Employment-related inflation has peaked

Employment-related inflation has peaked. Wages are not coming down but applicants are going to become more plentiful while job openings decrease. And this will put a lid on the acceleration of employment costs.

I’m calling it. It becomes obvious this summer that the situation has turned. You can throw this post in my face in October if it turns out I was wrong (or early, I will definitely claim early).

We’re going to have a very healthy and happy labor force, paid more than it had been prior to the pandemic. But the labor shortage is going to ease considerably in the second half of this year. We’re already hearing about this easing on conference calls across several industries. Including from both Walmart and Amazon, the largest and second largest private employers in America. They say they’re overstaffed. Other CEOs and CFOs have been telling Wall Street that finding people has become easier this spring. Or that they will simply need less people. The effect is the same.

Employers are now getting some breathing room as the labor force leaves the home and returns to work. The commuter trains into New York are packed again. Anecdotally, everyone I know has a schedule this year. “I”m doing Tuesday through Thursday,” the Wall Street guys say. “I’m in every Monday and then we see what happens,” the small business owners tell me. Nobody my age works Friday, it appears. That’s why Thursday night is the new Saturday night in the summer. Thursday night is tequila night in middle class suburban enclaves up and down the east coast. I joked around the other day that the best thing that could happen for Manhattan’s economy would be a recession. You’ll see everyone from Scarsdale, New York to Alpine, New Jersey, to Port Washington, Long Island back in midtown, bright-eyed and bushy-tailed.

One of the brightest spots from the recent retail earnings reports was that people are refreshing their wardrobes and buying clothing again. This is a precursor to rejoining the living world outside of our homes. Employers are expecting to see their employees again. And the more you hear the word “Recession” on everyone’s tongue, the most pressure people will feel to be seen by the boss and counted among the productive. What are you gonna do, tell your wife you got fired because someone five years younger was more willing to come to the office than you were? Bosses are going to boss. I showed up at work for thirty years, five days a week, no questions asked. Your millennial ass can give us three days a week. Get here tomorrow or someone else will. 
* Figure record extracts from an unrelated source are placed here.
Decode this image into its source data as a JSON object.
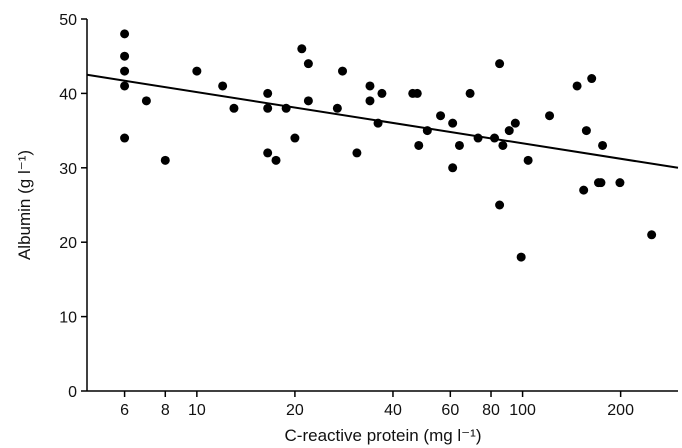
{
  "chart_data": {
    "type": "scatter",
    "title": "",
    "xlabel": "C-reactive protein (mg l⁻¹)",
    "ylabel": "Albumin (g l⁻¹)",
    "xscale": "log",
    "xlim": [
      4.6,
      300
    ],
    "ylim": [
      0,
      50
    ],
    "x_ticks": [
      6,
      8,
      10,
      20,
      40,
      60,
      80,
      100,
      200
    ],
    "x_tick_labels": [
      "6",
      "8",
      "10",
      "20",
      "40",
      "60",
      "80",
      "100",
      "200"
    ],
    "y_ticks": [
      0,
      10,
      20,
      30,
      40,
      50
    ],
    "y_tick_labels": [
      "0",
      "10",
      "20",
      "30",
      "40",
      "50"
    ],
    "grid": false,
    "legend": "none",
    "marker_color": "#000000",
    "points": [
      {
        "x": 6,
        "y": 48
      },
      {
        "x": 6,
        "y": 45
      },
      {
        "x": 6,
        "y": 43
      },
      {
        "x": 6,
        "y": 41
      },
      {
        "x": 6,
        "y": 34
      },
      {
        "x": 7,
        "y": 39
      },
      {
        "x": 8,
        "y": 31
      },
      {
        "x": 10,
        "y": 43
      },
      {
        "x": 12,
        "y": 41
      },
      {
        "x": 13,
        "y": 38
      },
      {
        "x": 16.5,
        "y": 40
      },
      {
        "x": 16.5,
        "y": 38
      },
      {
        "x": 16.5,
        "y": 32
      },
      {
        "x": 17.5,
        "y": 31
      },
      {
        "x": 18.8,
        "y": 38
      },
      {
        "x": 20,
        "y": 34
      },
      {
        "x": 21,
        "y": 46
      },
      {
        "x": 22,
        "y": 44
      },
      {
        "x": 22,
        "y": 39
      },
      {
        "x": 27,
        "y": 38
      },
      {
        "x": 28,
        "y": 43
      },
      {
        "x": 31,
        "y": 32
      },
      {
        "x": 34,
        "y": 41
      },
      {
        "x": 34,
        "y": 39
      },
      {
        "x": 36,
        "y": 36
      },
      {
        "x": 37,
        "y": 40
      },
      {
        "x": 46,
        "y": 40
      },
      {
        "x": 47.5,
        "y": 40
      },
      {
        "x": 48,
        "y": 33
      },
      {
        "x": 51,
        "y": 35
      },
      {
        "x": 56,
        "y": 37
      },
      {
        "x": 61,
        "y": 36
      },
      {
        "x": 61,
        "y": 30
      },
      {
        "x": 64,
        "y": 33
      },
      {
        "x": 69,
        "y": 40
      },
      {
        "x": 73,
        "y": 34
      },
      {
        "x": 82,
        "y": 34
      },
      {
        "x": 85,
        "y": 44
      },
      {
        "x": 85,
        "y": 25
      },
      {
        "x": 87,
        "y": 33
      },
      {
        "x": 91,
        "y": 35
      },
      {
        "x": 95,
        "y": 36
      },
      {
        "x": 99,
        "y": 18
      },
      {
        "x": 104,
        "y": 31
      },
      {
        "x": 121,
        "y": 37
      },
      {
        "x": 147,
        "y": 41
      },
      {
        "x": 154,
        "y": 27
      },
      {
        "x": 157,
        "y": 35
      },
      {
        "x": 163,
        "y": 42
      },
      {
        "x": 171,
        "y": 28
      },
      {
        "x": 174,
        "y": 28
      },
      {
        "x": 176,
        "y": 33
      },
      {
        "x": 199,
        "y": 28
      },
      {
        "x": 249,
        "y": 21
      }
    ],
    "trend_line": {
      "x": [
        4.6,
        300
      ],
      "y": [
        42.5,
        30
      ]
    }
  }
}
Unemployment will remain low, I would guess, but the layoffs that are starting will impact hiring manager mentality. Less pressure. No more $1,000 bonuses to work at Wendy’s. More applicants for open positions. Possibly less open positions. People stop scheduling interviews and then ghosting the interviewer (yes, this was a phenomenon over the last six months). A lot of would-be entrepreneurs are finding out why most new businesses don’t succeed. Because it’s hard. Maybe their idea of selling cupcakes on Instagram wasn’t particularly well thought out. It was worth a shot. Now what? LinkedIn, that’s what.

Collapsing prices and enthusiasm will deal a crushing blow to the stock option orgy happening in the venture-backed startup realm. The mania for growth companies in the public stock market had fueled some unrealistic expectations for employee comp among private companies. Lots of companies were worth tens or hundreds of millions of dollars on paper despite having never produced even a hundred grand in revenue. But they were hiring like crazy. Scale up! they were told. Now! Capture the TAM! That’s all done. Startups will accept a third of the valuation (or less) than what they had been expecting as recently as January or they will get nothing at all from their backers. This will factor into headcount and it will factor into compensation packages. Every year there’s a new crop of 22 year old kids coming out of college who would be more than happy to do the work of a spoiled 29 year old. Believe it or not, most venture investors and entrepreneurs will greet this new, more rational environment for company-building with relief. If you’re the one paying the salaries, hiring the people or bankrolling it all, you’re looking for a breather from the maelstrom that was 2020-2021. You’re about to get it.

Roughly $8 trillion in value has been wiped out of the market capitalization of the US stock market. American households have 33% of their wealth in stocks. The economy is going to feel this. It’s a negative wealth shock. It could be worse, this isn’t so terrible. The S&P 500 is still about 15% above where it was before the pandemic began. But nobody feels wealthier this year than they did last year. Especially now that the housing market is on the verge of rolling over. The Mortgage Bankers Association is predicting a 37% drop in volume this year, now that the average 30-year fixed mortgage has risen from 3.11% to 5.25% in the last six months(!). The mortgage banker layoffs are already coming, hot and heavy. This is a sneak preview for what you’ll see in other industries where the pandemic-era growth rate was obviously going to prove unsustainable. Falling home prices, falling stock prices, falling credit availability (that’s coming next, watch for it), falling small business confidence, falling consumer sentiment – this is where we are now.

Expect continued pressure to find qualified workers in some pockets of the economy. Perhaps trucking. Perhaps hospitality. Or nursing. The pilot shortage could remain sticky. We’re not out of the woods. Things will shift from one industry to another. Shortages will pop up here and then there. But it’ll be contained. The big picture is we’ve seen the worst of the labor shortages and related costs. The Fed is already getting its way.